The debate of Chinese imports: Why Chinese cabinets are shutting the doors of local manufacturers.

It is a highly fragmented market place that is dominated by mostly small business entrepreneurs. Aside from a few industry giants such as Masco Corporation and Fortune Brands, many homeowners have historically turned to the small, privately owned local manufacturers who have been serving their community, in many cases, for decades. But as American importers and Chinese manufacturers began their charge into the multi-billion dollar kitchen and bath cabinetry industry, a detrimental combination of an economic recession, a failing housing market and high unemployment began to stack up against local manufacturing, as cash strapped consumers hunted for the highest quality cabinetry at the lowest price.
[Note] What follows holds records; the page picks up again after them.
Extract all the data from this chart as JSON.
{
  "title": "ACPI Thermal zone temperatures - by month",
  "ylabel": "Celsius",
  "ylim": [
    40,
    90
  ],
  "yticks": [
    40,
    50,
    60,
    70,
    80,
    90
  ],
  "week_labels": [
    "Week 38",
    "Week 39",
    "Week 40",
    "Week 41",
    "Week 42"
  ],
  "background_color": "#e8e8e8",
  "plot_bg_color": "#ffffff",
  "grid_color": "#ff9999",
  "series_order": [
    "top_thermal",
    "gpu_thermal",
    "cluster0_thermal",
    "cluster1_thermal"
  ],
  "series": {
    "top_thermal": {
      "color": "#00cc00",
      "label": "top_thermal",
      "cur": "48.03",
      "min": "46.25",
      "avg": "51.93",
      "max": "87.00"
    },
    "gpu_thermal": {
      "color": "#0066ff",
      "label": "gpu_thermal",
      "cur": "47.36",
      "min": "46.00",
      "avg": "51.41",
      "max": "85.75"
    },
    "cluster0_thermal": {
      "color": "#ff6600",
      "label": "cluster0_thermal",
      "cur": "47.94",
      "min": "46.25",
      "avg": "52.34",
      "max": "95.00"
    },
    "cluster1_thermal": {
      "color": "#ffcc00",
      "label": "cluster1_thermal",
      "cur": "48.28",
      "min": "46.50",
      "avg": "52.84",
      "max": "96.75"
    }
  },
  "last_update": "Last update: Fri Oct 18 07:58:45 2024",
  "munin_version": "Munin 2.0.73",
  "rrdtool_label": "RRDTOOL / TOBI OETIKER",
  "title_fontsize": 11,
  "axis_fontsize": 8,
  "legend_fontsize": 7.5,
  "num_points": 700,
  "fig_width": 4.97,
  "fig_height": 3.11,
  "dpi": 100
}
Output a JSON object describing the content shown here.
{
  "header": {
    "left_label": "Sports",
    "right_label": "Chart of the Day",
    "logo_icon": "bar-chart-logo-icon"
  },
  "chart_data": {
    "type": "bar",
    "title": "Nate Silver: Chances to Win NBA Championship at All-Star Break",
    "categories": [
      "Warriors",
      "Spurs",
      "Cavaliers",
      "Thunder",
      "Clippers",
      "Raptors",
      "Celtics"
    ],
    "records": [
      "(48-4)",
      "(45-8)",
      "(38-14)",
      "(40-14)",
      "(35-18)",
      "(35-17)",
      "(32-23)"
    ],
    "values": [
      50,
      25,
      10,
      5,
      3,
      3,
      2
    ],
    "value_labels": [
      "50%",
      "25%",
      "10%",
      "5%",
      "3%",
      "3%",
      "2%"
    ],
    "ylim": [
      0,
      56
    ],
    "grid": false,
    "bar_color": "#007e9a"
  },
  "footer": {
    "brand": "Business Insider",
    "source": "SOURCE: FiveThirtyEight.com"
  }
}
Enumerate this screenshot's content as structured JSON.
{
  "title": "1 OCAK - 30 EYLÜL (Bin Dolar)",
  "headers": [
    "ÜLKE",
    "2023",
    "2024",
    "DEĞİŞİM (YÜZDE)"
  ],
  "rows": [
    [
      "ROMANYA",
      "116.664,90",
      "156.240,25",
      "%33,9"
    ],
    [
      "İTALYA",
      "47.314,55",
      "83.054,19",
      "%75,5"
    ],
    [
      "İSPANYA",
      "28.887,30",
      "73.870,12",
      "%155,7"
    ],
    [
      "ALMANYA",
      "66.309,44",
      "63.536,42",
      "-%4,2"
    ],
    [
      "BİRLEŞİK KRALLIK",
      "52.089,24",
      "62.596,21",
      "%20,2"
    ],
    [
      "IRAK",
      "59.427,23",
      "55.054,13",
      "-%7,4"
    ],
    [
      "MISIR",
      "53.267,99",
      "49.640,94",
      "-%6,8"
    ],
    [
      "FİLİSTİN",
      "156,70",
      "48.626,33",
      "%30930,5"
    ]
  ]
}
This perfect storm allowed Chinese imports of ready-to-assemble (RTA) cabinets to take hold of an already distressed market, putting many small businesses, out of business, as their inability to compete against importers grew. So why are the importers still around now? It comes down to simple profit and loss. Manufacturing cabinetry here in the United States is expensive business, from overhead to equipment to personnel. And since most small business owner or entrepreneurs aren’t in the business to lose money, the cost of manufacturing is passed on to the consumer, either through lofty pricing or poorer quality. With local manufacturing, a company has to factor in significantly larger facilities to accommodate their production and manufacturing operations, which translates to higher rent and additional costs for the purchase and maintenance of equipment. The hiring of more personnel, means more highly skilled carpenters who require the manufacturer to carry additional, high risk insurances in addition to higher salaries. And although many local manufacturers turned to China for raw materials and equipment, the cost of operating was still enough to force them to close shop. Manufacturing importers have been able to seize the opportunity of the lagging economy by operating with significantly lower manufacturing costs and lower overhead, allowing them to offer considerably lower pricing to the end users, whether it’s wholesale to industry pros or consumers at retail prices. When comparing to local manufacturers or large home improvement stores, this difference could be in upwards of forty percent or more. Additionally, value driven importers will take advantage of affordable raw materials and low manufacturing costs in China to significantly improve the quality of their cabinets in an effort to strengthen their competitive edge in the market. Opting for standards such as ¾ inch plywood boxes, higher quality hardware such as soft closing hinges and matching cabinet interiors to go with the customers color selection continues to give the importers a strategic advantage from manufacturing companies who offer these as pricey upgrades.